Don’t forget though that you can also buy dedicated USB and USB-C LED light strip controllers.
If you buy 10 than those Chinese market platforms can provide a price of under 3 bucks per controller…
For about 2 bucks more you can have them with app/IR remote control.
Just saying…
Update: So I purchased the Flutesan light strip connectors, but they didn’t work as I’d hopped the would, as the teeth couldn’t pierce the silicon casing on the wires. I thought it was something I had done, but once I’d done some research on them, I’d noticed that others mentioned this issue. I cut down the spot where the teeth connected, but then the wires wouldn’t stay in. They were able to make a connection when I wiggled the wires around while plugged in, but I need them to be secure, so I bought These ones instead, and will post back later on the results. @Olias wondering if you ran into this issue as well? (possible solution)?

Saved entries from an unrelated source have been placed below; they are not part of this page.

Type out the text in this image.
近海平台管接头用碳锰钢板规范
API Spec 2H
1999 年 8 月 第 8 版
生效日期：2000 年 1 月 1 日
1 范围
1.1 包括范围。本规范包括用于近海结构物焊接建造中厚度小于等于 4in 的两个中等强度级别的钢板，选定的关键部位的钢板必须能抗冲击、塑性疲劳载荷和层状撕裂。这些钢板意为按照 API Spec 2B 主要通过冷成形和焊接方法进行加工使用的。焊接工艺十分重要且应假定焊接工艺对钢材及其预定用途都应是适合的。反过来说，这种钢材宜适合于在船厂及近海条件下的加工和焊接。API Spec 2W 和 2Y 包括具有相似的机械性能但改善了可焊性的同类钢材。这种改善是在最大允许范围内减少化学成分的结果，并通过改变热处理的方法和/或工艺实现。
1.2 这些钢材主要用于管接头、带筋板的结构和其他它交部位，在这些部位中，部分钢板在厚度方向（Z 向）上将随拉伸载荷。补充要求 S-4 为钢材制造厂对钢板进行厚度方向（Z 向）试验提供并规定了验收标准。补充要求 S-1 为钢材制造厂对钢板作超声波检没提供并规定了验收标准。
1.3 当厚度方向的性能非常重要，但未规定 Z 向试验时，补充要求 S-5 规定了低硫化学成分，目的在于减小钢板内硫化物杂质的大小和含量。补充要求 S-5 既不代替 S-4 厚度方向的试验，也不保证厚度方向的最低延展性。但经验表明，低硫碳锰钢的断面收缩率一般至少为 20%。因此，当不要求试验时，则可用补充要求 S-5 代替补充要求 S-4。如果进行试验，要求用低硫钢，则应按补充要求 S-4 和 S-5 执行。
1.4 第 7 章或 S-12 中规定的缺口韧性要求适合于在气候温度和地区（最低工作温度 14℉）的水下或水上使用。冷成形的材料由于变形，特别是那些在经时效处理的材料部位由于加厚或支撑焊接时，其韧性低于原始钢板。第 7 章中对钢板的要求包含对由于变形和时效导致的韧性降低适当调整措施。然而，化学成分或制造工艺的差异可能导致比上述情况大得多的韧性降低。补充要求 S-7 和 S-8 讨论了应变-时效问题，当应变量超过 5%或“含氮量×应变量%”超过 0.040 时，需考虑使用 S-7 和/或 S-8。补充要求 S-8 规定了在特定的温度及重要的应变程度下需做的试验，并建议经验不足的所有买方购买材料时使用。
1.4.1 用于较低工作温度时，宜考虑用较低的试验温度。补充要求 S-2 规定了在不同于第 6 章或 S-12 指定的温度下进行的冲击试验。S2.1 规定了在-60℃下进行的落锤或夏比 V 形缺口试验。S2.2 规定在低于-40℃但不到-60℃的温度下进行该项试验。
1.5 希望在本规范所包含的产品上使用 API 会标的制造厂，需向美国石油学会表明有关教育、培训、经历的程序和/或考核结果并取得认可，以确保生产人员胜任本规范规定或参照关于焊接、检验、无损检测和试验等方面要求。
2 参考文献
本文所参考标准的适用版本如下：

I also purchased these to help connect the rows together, as I didn’t have wiring available. I mean, I guess I could have purchased a roll of the wiring, but had now clue what gauge I needed, and was too tired at the time lol.
I’m glad that you made it through to a solution. You have to admit, there is a deep satisfaction to finding your own way.
On the subject of the plastic clips not piercing the wire, here are two tips. First, don’t use regular pliers; use vice-grips or any locking plier. You want to apply as much force as you can without cracking the shell. Cracking the shell during practice is not a bad way of calibrating the vice-grips; just back off on the grip after you reach the plastic cracking threshold.
The second tip is to experiment with the wire. For this application, I found that stranded wire is better than solid wire. The reason is flexibility, but if stranded doesn’t work, then try solid. The important thing is to make sure you use the correct 22AWG wire specified on the webpage. If you go with a thicker wire, like 18AWG, you’ll find that the shell doesn’t snap closed and you won’t have a secure fit. If you use a thinner wire, like 24AWG, then the teeth won’t pierce the insulation.
That’s the finished product. I like these clips better, but I will still make use of the other ones, and use vice grips instead., as you suggested. I like the COB lights, but will probably switch to the other ones, as I had to trim the ends of the silicone covering the lights, because it wouldn’t fit into the connectors.
Oh, and total satisfaction. Not just from finding my own way, but also getting helpful suggestions, so I’m stressing out as much lol.